Question

Calculate the concentration of the formate ion present in 0.100 M formic acid (HCOOH) solution at equilibrium (${K_a}$= 1.7$\times {10^{ - 4}}$).
a.) $4.1 \times {10^{ - 3}}$M
b.) $3.1 \times {10^{ - 3}}$M
c.) $2.1 \times {10^{ - 3}}$M
d.) $5.1 \times {10^{ - 3}}$M

Answer 1

We know the reaction of dissociation of formic acid can be written as -
$HCOOH \rightleftharpoons {H^ + } + HCO{O^ - }$
Assuming the initial concentration of formate and proton 0 and at equilibrium ‘x’; the equilibrium constant is given as -
${K_a}$= $\dfrac{{{x^2}}}{{(0.1 - x)}}$
From this, the value of ‘x’ will give the concentration of formate ion.

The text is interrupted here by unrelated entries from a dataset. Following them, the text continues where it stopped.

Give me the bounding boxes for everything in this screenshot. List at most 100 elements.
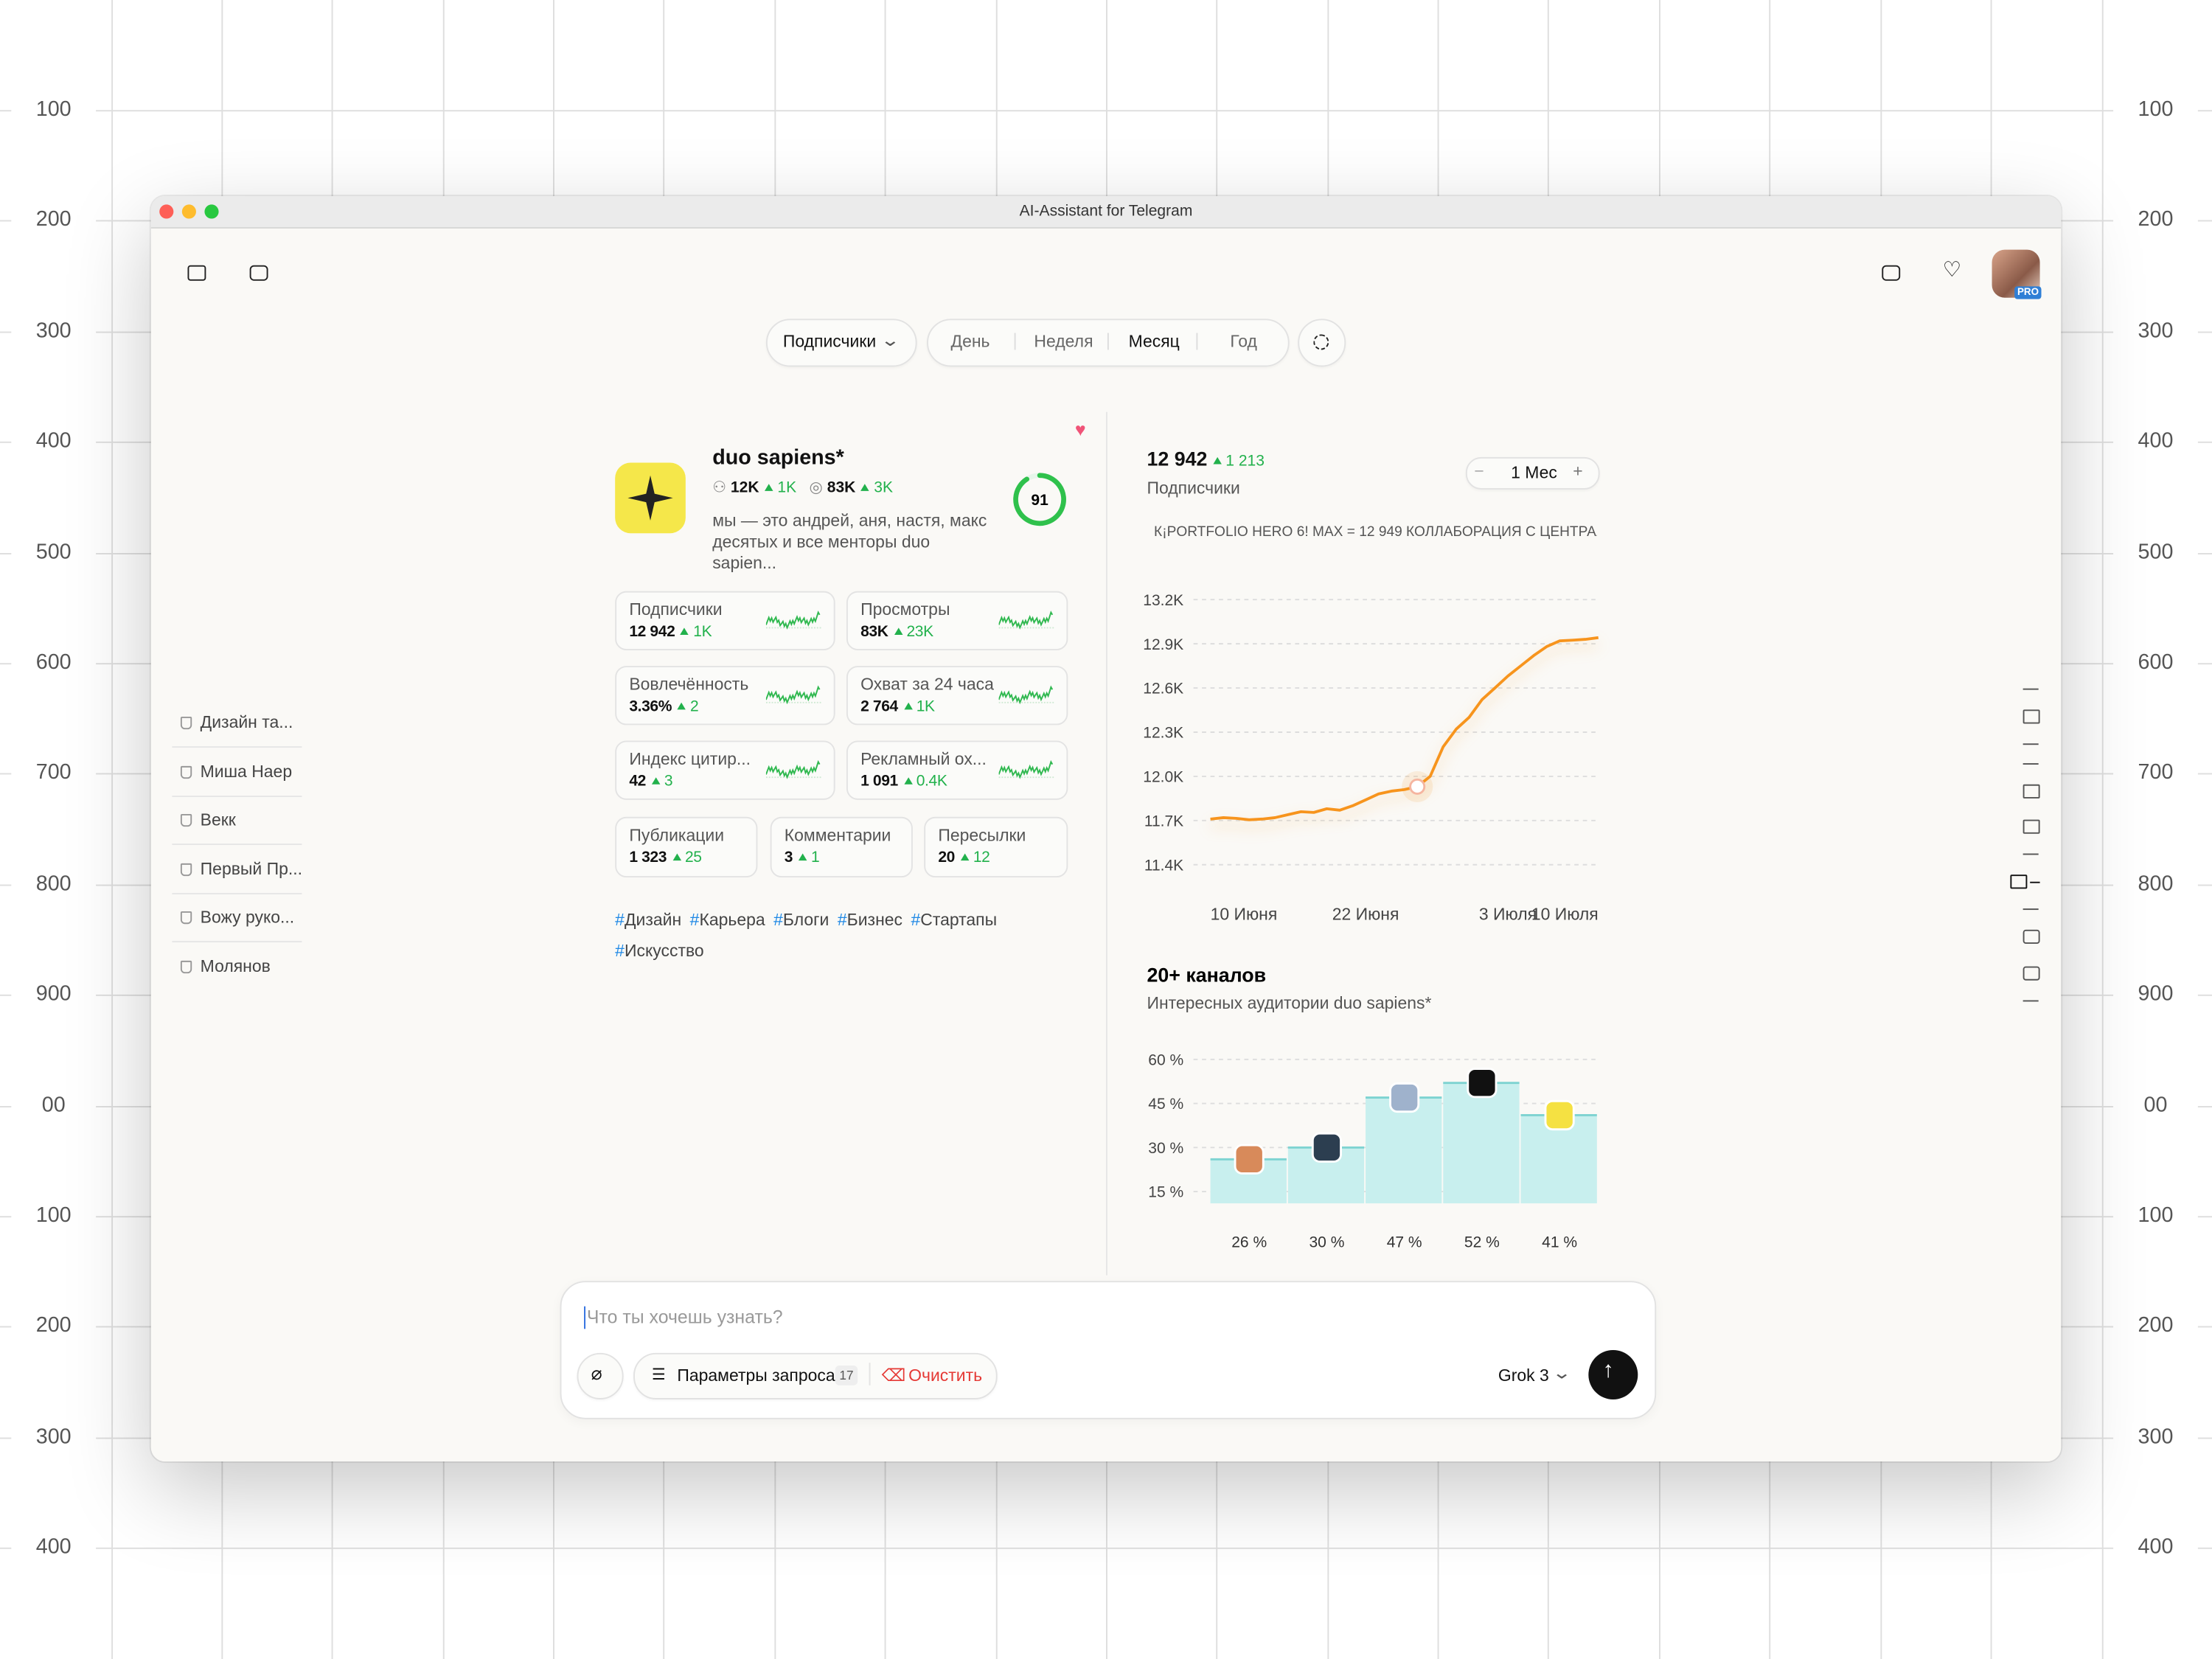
tag[interactable]: #Дизайн	[615, 910, 681, 930]
settings-icon	[1313, 334, 1329, 350]
channel-description: мы — это андрей, аня, настя, макс десяты…	[712, 510, 987, 573]
pinned-chat[interactable]: Молянов	[181, 956, 271, 975]
rail-item[interactable]	[2023, 966, 2040, 981]
metric-value-row: 1 323 25	[629, 848, 702, 868]
metric-value: 20	[938, 849, 955, 866]
rail-item[interactable]	[2023, 688, 2039, 690]
rail-item[interactable]	[2023, 709, 2040, 724]
metric-delta: 2	[672, 698, 699, 715]
ruler-label: 500	[11, 540, 97, 564]
tag-hash: #	[911, 910, 921, 930]
ruler-label: 100	[11, 98, 97, 122]
metric-value-row: 3.36% 2	[629, 697, 698, 717]
rail-item[interactable]	[2023, 853, 2039, 855]
params-button[interactable]: Параметры запроса	[677, 1366, 835, 1385]
favorite-heart[interactable]: ♥	[1074, 419, 1086, 440]
model-select[interactable]: Grok 3	[1498, 1366, 1549, 1385]
rail-item[interactable]	[2023, 763, 2039, 765]
period-tab[interactable]: Год	[1230, 331, 1257, 352]
params-count: 17	[835, 1366, 858, 1385]
metric-card[interactable]: Подписчики 12 942 1K	[615, 591, 835, 651]
summary-value-text: 12 942	[1147, 447, 1208, 470]
separator	[172, 844, 302, 846]
metric-card[interactable]: Индекс цитир... 42 3	[615, 740, 835, 800]
send-button[interactable]	[1588, 1349, 1638, 1399]
channel-logo	[615, 462, 686, 534]
sidebar-toggle[interactable]	[187, 265, 206, 281]
ruler-label: 200	[11, 209, 97, 232]
period-tab-active[interactable]: Месяц	[1128, 331, 1180, 352]
metric-card[interactable]: Публикации 1 323 25	[615, 816, 758, 878]
subscribers: 12K	[730, 479, 759, 497]
rail-item[interactable]	[2023, 784, 2040, 799]
zoom-button[interactable]	[204, 204, 219, 219]
close-button[interactable]	[159, 204, 174, 219]
rail-item-active[interactable]	[2030, 881, 2040, 883]
pinned-chat[interactable]: Вожу руко...	[181, 907, 295, 927]
new-chat-button[interactable]	[249, 265, 268, 281]
tag[interactable]: #Бизнес	[838, 910, 902, 930]
rail-item-active[interactable]	[2010, 874, 2028, 889]
tag-text: Стартапы	[920, 910, 998, 930]
sparkline	[998, 685, 1056, 705]
metric-value: 3.36%	[629, 698, 672, 716]
pinned-chat[interactable]: Векк	[181, 810, 236, 830]
views-delta: 3K	[855, 480, 893, 497]
grid-column	[111, 0, 114, 1659]
pinned-chat[interactable]: Дизайн та...	[181, 712, 293, 732]
rail-item[interactable]	[2023, 929, 2040, 944]
metric-card[interactable]: Комментарии 3 1	[770, 816, 913, 878]
range-plus[interactable]: +	[1573, 461, 1583, 481]
metric-select-label: Подписчики	[782, 331, 877, 352]
metric-card[interactable]: Просмотры 83K 23K	[846, 591, 1068, 651]
ruler-label: 300	[2113, 319, 2198, 343]
pinned-chat[interactable]: Миша Наер	[181, 761, 292, 781]
tag[interactable]: #Блоги	[773, 910, 829, 930]
summary-label: Подписчики	[1147, 478, 1240, 498]
channel-avatar	[1311, 1132, 1342, 1163]
ruler-label: 300	[2113, 1425, 2198, 1449]
tag-text: Искусство	[624, 941, 704, 961]
ruler-label: 500	[2113, 540, 2198, 564]
tag[interactable]: #Карьера	[690, 910, 765, 930]
rail-item[interactable]	[2023, 908, 2039, 911]
attach-button[interactable]	[577, 1352, 624, 1399]
metric-delta: 1K	[675, 624, 712, 641]
metric-card[interactable]: Пересылки 20 12	[924, 816, 1068, 878]
metric-value: 1 323	[629, 849, 667, 866]
clear-button[interactable]: Очистить	[908, 1366, 983, 1385]
metric-card[interactable]: Рекламный ох... 1 091 0.4K	[846, 740, 1068, 800]
grid-row	[0, 1548, 2212, 1550]
period-tab[interactable]: День	[950, 331, 990, 352]
favorites-button[interactable]: ♡	[1942, 258, 1962, 282]
rail-item[interactable]	[2023, 1000, 2039, 1002]
tag[interactable]: #Стартапы	[911, 910, 997, 930]
minimize-button[interactable]	[181, 204, 196, 219]
send-icon: ↑	[1602, 1358, 1614, 1383]
x-tick-label: 3 Июля	[1479, 904, 1537, 923]
bar	[1366, 1097, 1442, 1204]
prompt-input[interactable]: Что ты хочешь узнать?	[586, 1306, 783, 1328]
y-tick-label: 11.4K	[1144, 857, 1183, 874]
pinned-chat[interactable]: Первый Пр...	[181, 858, 302, 878]
metric-card[interactable]: Вовлечённость 3.36% 2	[615, 666, 835, 726]
rail-item[interactable]	[2023, 743, 2039, 745]
ruler-label: 900	[11, 983, 97, 1006]
metric-value-row: 20 12	[938, 848, 990, 868]
notes-button[interactable]	[1882, 265, 1901, 281]
sparkline-path	[998, 759, 1054, 779]
tag[interactable]: #Искусство	[615, 941, 704, 961]
value-label: 47 %	[1387, 1234, 1422, 1251]
summary-value: 12 942 1 213	[1147, 448, 1264, 471]
separator	[172, 795, 302, 797]
metric-label: Комментарии	[784, 825, 891, 846]
period-tab[interactable]: Неделя	[1034, 331, 1093, 352]
sparkline	[998, 611, 1056, 630]
ruler-label: 700	[2113, 762, 2198, 785]
subscribers-delta: 1K	[759, 480, 796, 497]
metric-card[interactable]: Охват за 24 часа 2 764 1K	[846, 666, 1068, 726]
range-minus[interactable]: −	[1474, 461, 1484, 481]
metric-select[interactable]	[765, 319, 917, 367]
rail-item[interactable]	[2023, 819, 2040, 834]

Complete step by step solution:
First, let us write what is given to us and what we need to find out.
Given :
Concentration of the formic acid = 0.1 M
${K_a}$= 1.7$\times {10^{ - 4}}$
To find :
The concentration of the formate ion
We know the reaction of dissociation of formic acid can be written as -
$HCOOH \rightleftharpoons {H^ + } + HCO{O^ - }$
The initial concentration of formic acid (HCOOH) = 0.1 M
The initial concentration of protons = 0
The initial concentration of formate ions = 0
When the reaction reaches equilibrium,
The concentration of formic acid (HCOOH) = 0.1 - x
The concentration of protons = x
The concentration of formate ions = x
We know ${K_a}$= $\dfrac{{{x^2}}}{{(0.1 - x)}}$
1.7$\times {10^{ - 4}}$= $\dfrac{{{x^2}}}{{(0.1 - x)}}$
As ‘x’ is very small; so this can be ignored.
1.7$\times {10^{ - 4}}$= $\dfrac{{{x^2}}}{{0.1}}$
${x^2}$= 1.7$\times {10^{ - 5}}$
${x^2}$= 1.7$\times {10^{ - 6}}$
‘x’ = $4.1 \times {10^{ - 3}}$M

So, the option a.) is the correct answer.

Note: It must be noted that equilibrium is a state at which the rate of forward reaction is equal to the rate of backward reaction. The amount of product formed is equal to the amount of reactant that has converted back into reactant.